Prof Sinclair, advises farmers to use key performance indicators (KPIs) to improve performance.
“A suckler herd should aim to produce one cow a year, and calve within a nine-week window,” he says.
“Replacement beef and dairy heifers should calve at two years old, not three, in terms of efficiency.
“Select a beef bull with high EBV for 200 and 400-day weight, and muscle depth,” says Prof Sinclair. In dairy, look at the profitable lifetime index, which is mostly based on fertility and longevity.”
Increased biosecurity and herd health will also improve performance, says Prof Andrea Wilson, acting head of the Roslin Research Division of Genetics and Genomics.

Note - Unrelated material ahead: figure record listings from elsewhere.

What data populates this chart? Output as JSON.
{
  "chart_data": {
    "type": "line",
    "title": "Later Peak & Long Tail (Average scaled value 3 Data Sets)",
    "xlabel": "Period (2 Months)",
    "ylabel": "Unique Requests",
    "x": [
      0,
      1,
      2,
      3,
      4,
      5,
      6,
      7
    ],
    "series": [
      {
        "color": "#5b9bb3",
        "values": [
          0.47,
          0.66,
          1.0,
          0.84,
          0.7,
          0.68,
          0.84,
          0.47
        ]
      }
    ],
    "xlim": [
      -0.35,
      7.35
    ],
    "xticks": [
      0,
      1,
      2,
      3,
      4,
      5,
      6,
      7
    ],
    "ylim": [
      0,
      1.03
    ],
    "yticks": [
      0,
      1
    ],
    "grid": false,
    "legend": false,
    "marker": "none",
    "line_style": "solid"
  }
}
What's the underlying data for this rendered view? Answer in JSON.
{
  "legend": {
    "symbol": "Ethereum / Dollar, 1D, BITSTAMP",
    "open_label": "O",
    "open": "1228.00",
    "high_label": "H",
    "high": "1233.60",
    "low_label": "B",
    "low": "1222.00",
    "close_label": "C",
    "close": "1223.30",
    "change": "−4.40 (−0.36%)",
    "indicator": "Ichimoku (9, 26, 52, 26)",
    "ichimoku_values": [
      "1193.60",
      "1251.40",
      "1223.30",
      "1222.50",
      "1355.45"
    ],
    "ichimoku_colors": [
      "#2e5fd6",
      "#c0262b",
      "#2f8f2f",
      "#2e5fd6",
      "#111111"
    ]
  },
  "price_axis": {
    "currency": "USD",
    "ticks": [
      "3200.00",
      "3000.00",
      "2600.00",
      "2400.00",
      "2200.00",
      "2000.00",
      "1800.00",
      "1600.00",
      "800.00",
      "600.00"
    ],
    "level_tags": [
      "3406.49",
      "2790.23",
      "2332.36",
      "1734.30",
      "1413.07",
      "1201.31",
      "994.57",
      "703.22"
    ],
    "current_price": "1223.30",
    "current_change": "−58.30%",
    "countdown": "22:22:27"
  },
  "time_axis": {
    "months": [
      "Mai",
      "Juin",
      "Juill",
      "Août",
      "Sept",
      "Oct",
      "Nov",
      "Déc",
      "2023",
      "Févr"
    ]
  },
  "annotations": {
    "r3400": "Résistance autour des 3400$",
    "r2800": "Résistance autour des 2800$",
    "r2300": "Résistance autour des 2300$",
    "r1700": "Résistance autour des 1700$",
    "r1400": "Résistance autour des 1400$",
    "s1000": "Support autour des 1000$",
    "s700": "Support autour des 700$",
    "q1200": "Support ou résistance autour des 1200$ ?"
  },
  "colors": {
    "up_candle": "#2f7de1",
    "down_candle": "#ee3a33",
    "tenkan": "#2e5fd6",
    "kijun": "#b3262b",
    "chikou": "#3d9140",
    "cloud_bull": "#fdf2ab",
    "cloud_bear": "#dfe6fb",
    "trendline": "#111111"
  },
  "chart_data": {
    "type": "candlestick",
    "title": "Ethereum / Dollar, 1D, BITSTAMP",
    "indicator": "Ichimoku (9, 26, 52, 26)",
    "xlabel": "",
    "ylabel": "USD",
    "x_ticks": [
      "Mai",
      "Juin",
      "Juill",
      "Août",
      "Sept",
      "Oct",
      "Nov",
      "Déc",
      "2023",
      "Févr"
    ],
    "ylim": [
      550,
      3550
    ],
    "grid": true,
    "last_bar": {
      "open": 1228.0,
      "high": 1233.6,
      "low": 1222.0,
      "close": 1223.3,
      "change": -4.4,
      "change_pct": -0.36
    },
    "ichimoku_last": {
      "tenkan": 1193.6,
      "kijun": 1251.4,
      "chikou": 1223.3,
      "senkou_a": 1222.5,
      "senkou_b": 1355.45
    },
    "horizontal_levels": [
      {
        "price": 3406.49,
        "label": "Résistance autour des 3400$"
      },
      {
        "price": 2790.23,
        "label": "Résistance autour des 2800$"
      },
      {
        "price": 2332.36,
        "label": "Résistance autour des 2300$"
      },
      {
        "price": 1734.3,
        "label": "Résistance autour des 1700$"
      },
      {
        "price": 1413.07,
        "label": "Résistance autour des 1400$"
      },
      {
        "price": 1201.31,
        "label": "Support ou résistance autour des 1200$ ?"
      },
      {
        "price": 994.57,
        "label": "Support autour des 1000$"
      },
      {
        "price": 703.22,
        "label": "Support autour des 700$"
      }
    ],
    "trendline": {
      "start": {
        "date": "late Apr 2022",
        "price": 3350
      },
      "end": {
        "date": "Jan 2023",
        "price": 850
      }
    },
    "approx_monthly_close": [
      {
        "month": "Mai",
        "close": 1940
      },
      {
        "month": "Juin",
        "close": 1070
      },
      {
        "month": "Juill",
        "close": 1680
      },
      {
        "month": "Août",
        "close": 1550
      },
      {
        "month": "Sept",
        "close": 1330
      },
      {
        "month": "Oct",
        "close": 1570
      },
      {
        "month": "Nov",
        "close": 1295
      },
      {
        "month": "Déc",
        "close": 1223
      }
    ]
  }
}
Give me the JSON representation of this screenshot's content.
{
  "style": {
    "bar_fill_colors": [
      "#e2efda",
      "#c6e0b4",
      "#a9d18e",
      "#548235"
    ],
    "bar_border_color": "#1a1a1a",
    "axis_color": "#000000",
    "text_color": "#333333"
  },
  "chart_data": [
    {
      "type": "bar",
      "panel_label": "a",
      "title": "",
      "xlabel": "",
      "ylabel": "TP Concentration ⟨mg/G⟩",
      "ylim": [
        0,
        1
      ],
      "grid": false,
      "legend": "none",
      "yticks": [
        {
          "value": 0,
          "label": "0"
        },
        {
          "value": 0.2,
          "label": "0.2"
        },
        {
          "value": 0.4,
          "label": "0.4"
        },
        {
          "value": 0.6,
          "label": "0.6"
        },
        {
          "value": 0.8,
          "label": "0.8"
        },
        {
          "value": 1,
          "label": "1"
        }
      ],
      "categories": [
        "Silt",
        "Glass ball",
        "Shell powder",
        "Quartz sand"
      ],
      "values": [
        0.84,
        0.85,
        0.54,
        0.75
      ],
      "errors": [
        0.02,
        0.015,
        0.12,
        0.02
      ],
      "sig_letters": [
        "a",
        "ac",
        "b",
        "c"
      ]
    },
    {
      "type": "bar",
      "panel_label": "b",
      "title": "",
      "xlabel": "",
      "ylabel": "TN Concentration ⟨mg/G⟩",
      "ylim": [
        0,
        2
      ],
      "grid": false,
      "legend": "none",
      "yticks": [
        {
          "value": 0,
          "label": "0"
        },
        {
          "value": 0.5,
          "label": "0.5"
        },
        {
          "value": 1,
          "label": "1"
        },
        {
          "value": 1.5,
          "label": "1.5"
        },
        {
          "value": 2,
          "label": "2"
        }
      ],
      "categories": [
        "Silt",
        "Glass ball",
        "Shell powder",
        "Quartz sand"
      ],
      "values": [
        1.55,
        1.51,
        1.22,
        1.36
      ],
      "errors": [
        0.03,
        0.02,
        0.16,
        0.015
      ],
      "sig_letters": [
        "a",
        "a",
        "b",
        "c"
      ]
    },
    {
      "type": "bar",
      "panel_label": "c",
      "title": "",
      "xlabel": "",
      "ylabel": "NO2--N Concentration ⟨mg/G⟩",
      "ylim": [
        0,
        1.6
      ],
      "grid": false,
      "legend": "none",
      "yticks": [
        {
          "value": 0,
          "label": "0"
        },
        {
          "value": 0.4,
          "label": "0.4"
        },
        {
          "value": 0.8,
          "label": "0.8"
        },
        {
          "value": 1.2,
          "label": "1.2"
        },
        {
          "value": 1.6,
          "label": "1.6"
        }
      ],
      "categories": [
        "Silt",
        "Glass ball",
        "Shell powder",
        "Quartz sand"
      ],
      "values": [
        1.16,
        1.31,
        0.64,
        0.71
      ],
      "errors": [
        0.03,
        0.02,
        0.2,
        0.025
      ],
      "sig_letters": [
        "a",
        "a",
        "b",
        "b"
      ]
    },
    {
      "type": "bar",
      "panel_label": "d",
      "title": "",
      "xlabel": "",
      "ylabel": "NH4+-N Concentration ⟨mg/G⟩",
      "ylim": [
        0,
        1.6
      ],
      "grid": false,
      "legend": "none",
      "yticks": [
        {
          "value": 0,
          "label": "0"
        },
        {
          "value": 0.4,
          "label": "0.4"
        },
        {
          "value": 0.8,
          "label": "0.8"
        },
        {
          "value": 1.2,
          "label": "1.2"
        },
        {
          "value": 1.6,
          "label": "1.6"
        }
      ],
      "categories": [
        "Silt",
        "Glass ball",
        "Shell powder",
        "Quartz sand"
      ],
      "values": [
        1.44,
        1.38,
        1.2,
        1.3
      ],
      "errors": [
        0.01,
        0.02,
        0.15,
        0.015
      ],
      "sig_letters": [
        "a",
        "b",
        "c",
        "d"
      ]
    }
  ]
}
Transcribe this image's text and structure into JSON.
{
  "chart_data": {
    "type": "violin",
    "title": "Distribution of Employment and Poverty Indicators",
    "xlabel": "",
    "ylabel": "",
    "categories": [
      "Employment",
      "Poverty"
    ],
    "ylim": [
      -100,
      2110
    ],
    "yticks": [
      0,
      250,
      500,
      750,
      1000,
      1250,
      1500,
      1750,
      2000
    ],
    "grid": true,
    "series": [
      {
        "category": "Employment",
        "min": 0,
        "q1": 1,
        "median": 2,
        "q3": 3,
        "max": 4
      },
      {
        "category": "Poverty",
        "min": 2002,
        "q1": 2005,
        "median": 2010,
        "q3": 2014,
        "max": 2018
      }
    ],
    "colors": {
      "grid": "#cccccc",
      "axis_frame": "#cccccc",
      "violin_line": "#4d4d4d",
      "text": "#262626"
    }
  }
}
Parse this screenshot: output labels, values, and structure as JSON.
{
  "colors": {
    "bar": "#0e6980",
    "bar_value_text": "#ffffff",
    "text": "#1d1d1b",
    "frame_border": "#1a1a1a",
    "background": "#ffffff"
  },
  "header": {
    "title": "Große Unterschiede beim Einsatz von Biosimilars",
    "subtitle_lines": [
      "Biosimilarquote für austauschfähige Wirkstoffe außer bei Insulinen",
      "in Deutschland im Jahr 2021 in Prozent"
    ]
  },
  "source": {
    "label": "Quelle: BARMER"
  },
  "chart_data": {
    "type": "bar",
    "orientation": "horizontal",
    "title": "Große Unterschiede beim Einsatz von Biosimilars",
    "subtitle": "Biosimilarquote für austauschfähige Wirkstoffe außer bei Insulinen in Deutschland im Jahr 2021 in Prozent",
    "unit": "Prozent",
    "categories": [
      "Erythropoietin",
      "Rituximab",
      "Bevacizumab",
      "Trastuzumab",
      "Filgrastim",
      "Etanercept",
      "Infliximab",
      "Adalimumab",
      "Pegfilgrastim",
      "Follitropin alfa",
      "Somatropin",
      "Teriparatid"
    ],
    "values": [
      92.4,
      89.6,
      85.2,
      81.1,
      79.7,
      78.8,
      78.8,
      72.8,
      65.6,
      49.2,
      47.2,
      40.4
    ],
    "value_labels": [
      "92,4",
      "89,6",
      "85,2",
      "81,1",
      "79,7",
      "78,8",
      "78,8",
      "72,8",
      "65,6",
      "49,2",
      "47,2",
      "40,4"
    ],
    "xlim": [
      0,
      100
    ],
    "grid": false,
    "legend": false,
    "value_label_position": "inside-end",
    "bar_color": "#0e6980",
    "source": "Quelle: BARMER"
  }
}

“Apply vaccinations, and purchase animals with high genetic health index to mitigate disease risk. Infected animals grow slower and produce less,” she says.
A culling policy, worming programme, and optimum stocking rates, should also all help ensure
a healthy herd using resources most efficiently.
Ammonia and methane emissions can be reduced by better management of slurry, manure and digestates. Minimising the surface area of exposed organic matter is key.
If possible, farmers should cover slurry pits and silos with a roof, floating cover, or if this is too costly, floating bodies such as plastic, straw or bark can be used.
Reducing slurry channels, and having cooler outdoor storage instead of underfloor storage, will also help. An anaerobic digester could also turn manure into renewable energy.
In some areas, pig and poultry units have more control over managing waste, such as ammonia released from housed units, says Prof Sinclair.
But farmers should avoid mixing waste when clearing sheds as much as possible.
For the same reason, spread livestock manure/ slurry using trailing shoes or dribble bars, advises Prof Sinclair, to ensure more nutrients enters the soil, and minimise ammonia being released.
“Analyse your slurry for nitrogen levels to work out whether further nitrogen fertiliser is needed and exactly how much - to reduce excess applications,” he says.
“Get soils analysed for their phosphorus content and avoid applying phosphate when not necessary too.”
Manure and slurry should be incorporated within a few minutes – this could avoid up to 90 per cent ammonia losses in the field, advises the EU’s Clean Air Farming project.
Consider diluting liquid manure by at least 50 per cent, such as via irrigation systems.
Acidifying slurry from a naturally high pH value to a neutral level, using sulphuric acid, can reduce ammonia emissions by at least 50 per cent.